One morning, while trying to steal back a few inches of bed territory from the alien beast who thinks he's too good to sleep on the floor like a real dog, it hit me. No, not the alien beast! It was the idea that it is not my children's responsibility to make me happy that shook me awake. I had preached this philosophy to them forever. Which, I can tell you, sometimes came back to bite me. For example:

ME: Frank, you really should join the cross county team with your sisters. You'd love it. They have a lot of fun.
FRANK: Mom, I don't want to join the cross county team. I don't even like going to the meets to watch them run.
ME: Well, maybe if you were running in the meet, you'd enjoy it. They seem to like it. You should do it.
FRANK: I don't want to. I'm fine with soccer.
ME: But, you've never tried it. You should try it. You might like it.
FRANK: Huff! Mom, do you want me to go out for cross country?
ME: Only if you want to, honey.
FRANK: I don't want to.
ME: But...
FRANK: Mom, you always tell me it's not our job to make you happy and that we don't have to do stuff like that just to make you happy.
ME: grumble, grumble, grumble

Funny how that philosophical parenting stuff sounds really good until they use it back on us, huh?

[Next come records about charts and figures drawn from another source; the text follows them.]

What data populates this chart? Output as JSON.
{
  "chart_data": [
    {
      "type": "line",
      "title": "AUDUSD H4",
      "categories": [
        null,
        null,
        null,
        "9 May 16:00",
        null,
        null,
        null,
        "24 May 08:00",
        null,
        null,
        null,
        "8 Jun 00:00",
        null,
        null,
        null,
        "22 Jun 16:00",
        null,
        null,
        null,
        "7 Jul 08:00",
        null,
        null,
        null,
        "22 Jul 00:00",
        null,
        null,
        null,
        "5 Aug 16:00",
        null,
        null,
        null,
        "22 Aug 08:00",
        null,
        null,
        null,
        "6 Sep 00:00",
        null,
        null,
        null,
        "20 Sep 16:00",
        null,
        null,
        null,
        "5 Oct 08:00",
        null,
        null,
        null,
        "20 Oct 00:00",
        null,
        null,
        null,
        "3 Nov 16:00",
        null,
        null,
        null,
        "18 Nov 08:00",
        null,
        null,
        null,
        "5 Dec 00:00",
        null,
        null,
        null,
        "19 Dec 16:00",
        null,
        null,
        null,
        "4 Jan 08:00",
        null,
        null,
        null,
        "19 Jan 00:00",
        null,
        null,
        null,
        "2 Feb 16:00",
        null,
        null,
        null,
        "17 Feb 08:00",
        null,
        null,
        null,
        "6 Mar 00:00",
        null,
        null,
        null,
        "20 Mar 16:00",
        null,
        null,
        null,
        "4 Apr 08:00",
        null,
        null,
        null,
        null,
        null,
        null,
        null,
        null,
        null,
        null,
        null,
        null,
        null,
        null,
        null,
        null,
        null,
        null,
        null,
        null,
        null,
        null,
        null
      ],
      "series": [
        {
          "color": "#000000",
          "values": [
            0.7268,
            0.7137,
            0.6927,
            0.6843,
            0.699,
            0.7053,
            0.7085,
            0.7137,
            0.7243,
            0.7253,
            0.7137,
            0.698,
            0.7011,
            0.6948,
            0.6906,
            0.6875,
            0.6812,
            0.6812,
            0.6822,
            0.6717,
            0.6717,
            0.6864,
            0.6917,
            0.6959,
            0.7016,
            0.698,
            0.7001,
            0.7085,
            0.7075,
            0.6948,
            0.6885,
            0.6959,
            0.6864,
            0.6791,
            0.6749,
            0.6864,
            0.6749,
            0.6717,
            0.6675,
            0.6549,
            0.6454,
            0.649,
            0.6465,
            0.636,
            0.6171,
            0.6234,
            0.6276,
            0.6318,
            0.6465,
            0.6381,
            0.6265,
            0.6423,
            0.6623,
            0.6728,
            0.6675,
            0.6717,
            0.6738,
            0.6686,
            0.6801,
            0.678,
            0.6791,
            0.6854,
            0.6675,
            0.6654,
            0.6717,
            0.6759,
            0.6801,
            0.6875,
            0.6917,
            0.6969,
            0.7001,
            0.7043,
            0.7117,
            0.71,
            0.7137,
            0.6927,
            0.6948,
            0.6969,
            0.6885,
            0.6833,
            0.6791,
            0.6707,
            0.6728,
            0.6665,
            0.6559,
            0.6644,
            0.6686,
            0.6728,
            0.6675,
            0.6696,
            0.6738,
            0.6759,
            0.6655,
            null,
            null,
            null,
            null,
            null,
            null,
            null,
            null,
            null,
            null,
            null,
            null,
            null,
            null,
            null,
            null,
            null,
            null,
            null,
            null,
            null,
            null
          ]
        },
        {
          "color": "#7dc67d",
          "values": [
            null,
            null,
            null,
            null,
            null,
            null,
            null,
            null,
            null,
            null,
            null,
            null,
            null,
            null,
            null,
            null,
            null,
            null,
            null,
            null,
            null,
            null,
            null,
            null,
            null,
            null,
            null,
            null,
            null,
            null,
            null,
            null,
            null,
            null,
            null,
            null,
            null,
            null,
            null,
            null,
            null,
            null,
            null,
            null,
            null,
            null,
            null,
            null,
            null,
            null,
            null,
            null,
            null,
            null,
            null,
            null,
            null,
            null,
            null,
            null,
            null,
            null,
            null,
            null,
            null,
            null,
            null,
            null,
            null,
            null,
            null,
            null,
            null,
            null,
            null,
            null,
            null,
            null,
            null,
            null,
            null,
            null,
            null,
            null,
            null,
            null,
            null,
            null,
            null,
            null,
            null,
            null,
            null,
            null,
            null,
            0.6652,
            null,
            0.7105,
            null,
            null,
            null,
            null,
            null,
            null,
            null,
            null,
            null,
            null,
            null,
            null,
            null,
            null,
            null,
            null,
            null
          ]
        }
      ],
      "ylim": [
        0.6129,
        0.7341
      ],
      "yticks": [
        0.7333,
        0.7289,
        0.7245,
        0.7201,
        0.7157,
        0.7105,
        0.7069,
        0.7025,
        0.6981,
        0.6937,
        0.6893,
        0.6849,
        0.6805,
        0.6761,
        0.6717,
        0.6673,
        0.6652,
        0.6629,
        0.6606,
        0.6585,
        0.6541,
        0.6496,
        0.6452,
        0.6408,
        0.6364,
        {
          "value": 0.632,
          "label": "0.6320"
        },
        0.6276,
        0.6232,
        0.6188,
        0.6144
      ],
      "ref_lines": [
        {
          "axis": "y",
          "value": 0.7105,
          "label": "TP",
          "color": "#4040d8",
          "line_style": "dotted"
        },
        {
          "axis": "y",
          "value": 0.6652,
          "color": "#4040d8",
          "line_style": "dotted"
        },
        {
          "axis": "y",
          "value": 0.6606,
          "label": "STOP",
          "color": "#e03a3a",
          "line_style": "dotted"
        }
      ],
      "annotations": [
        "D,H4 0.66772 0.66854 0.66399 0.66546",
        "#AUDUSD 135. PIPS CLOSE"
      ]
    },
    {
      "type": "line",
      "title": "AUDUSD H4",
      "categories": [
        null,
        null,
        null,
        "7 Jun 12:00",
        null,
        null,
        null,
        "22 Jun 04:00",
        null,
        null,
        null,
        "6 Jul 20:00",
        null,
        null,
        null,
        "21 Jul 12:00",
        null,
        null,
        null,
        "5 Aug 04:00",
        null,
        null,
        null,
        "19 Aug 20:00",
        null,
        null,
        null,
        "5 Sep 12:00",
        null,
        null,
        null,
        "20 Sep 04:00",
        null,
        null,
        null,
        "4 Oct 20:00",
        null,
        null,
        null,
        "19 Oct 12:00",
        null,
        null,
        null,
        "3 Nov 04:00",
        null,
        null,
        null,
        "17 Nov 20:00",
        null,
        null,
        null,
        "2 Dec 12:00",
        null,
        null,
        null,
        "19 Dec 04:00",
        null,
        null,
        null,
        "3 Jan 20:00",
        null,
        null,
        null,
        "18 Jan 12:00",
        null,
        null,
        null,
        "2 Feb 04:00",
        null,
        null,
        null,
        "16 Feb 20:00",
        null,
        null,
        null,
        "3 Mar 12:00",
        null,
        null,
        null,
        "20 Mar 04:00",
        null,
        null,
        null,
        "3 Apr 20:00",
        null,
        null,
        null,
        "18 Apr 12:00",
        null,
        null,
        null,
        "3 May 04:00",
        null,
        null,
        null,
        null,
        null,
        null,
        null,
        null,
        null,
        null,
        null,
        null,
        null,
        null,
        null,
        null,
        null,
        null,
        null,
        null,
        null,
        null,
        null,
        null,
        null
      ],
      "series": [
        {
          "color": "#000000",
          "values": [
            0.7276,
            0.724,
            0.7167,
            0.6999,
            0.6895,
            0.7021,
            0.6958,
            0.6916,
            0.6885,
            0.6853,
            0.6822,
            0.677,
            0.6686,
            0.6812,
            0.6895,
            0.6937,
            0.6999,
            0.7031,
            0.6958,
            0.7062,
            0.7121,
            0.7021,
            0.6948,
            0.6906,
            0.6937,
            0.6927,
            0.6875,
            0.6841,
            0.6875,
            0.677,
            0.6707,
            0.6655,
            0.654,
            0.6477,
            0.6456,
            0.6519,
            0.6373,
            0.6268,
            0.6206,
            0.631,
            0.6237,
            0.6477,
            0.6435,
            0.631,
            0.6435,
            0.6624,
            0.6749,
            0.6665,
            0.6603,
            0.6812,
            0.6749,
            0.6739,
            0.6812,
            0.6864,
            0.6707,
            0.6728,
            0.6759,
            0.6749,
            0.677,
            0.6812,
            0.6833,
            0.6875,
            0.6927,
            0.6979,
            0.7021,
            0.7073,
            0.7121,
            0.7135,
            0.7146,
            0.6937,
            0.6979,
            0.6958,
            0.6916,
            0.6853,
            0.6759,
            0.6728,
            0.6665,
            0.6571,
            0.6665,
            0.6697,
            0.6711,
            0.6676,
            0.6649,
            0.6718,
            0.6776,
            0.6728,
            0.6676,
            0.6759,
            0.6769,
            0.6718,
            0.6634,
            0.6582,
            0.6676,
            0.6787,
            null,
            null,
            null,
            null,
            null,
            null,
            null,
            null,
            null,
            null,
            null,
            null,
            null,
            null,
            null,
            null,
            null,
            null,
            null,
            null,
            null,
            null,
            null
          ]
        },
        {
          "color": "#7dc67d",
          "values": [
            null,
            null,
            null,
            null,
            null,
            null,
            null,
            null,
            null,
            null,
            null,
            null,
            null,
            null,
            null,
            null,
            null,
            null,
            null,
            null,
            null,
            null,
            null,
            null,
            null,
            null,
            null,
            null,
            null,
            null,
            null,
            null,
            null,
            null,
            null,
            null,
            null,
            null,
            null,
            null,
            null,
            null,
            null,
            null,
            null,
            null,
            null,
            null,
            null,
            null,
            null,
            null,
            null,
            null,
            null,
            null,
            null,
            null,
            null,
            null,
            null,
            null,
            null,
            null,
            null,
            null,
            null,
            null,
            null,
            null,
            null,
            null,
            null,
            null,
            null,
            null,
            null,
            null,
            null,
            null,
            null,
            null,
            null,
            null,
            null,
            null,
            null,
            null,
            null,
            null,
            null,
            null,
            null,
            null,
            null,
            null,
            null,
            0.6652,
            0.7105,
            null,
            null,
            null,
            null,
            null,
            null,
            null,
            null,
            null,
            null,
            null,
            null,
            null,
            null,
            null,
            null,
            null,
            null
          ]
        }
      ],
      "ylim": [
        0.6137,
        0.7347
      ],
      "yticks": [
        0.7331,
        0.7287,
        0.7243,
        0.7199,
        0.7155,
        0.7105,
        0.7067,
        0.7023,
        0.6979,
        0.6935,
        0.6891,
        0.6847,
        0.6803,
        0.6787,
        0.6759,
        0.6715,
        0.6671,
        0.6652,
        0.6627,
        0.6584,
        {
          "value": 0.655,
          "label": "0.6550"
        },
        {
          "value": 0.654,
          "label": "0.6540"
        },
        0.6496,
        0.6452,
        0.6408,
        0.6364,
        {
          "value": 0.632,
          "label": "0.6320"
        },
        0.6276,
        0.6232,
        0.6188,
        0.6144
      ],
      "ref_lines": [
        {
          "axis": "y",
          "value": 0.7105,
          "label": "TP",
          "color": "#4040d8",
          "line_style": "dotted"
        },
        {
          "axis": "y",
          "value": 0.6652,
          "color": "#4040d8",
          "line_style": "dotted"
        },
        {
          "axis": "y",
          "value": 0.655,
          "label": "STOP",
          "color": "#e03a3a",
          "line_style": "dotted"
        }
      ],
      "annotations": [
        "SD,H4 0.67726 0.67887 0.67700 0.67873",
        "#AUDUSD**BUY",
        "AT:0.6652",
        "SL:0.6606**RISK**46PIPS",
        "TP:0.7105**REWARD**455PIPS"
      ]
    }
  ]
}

Anyway, that morning...and it wasn't even Wednesday yet...I jumped out of bed smiling because I had found my life lesson. I blasted  Bon Jovi (because it is his job to make me happy and he does it so nicely!). I danced through my not-so-cluttered house with a joyful heart.

It isn't  their job to make me happy. And maybe it's not mine to make them happy. But it certainly is my job to provide an environment that fosters happiness. And apparently, that environment includes wayward shin guards, homeless shoes, and burnt toast. At least when they are here. Because when they are there, the maid provides a cleaner kind of happy place. And that's okay, too.

I still miss my kids when they aren't here. I still bless the technology gods for the invention of cell phones and texting and computers and Facebook so that I always feel connected to them no matter where they lay their heads at night. It's okay to miss them. It's okay to be sad that there's no one to burn toast for. It's not okay, however, to selfishly stop living and stop celebrating the fact that I am their mom every second of every day. Living in two homes, they have more of a burden than I do. I owe it to them to live gloriously and graciously. I owe it to them to take the Pity out of the Pity Party. I think a Parent Party is better idea anyway.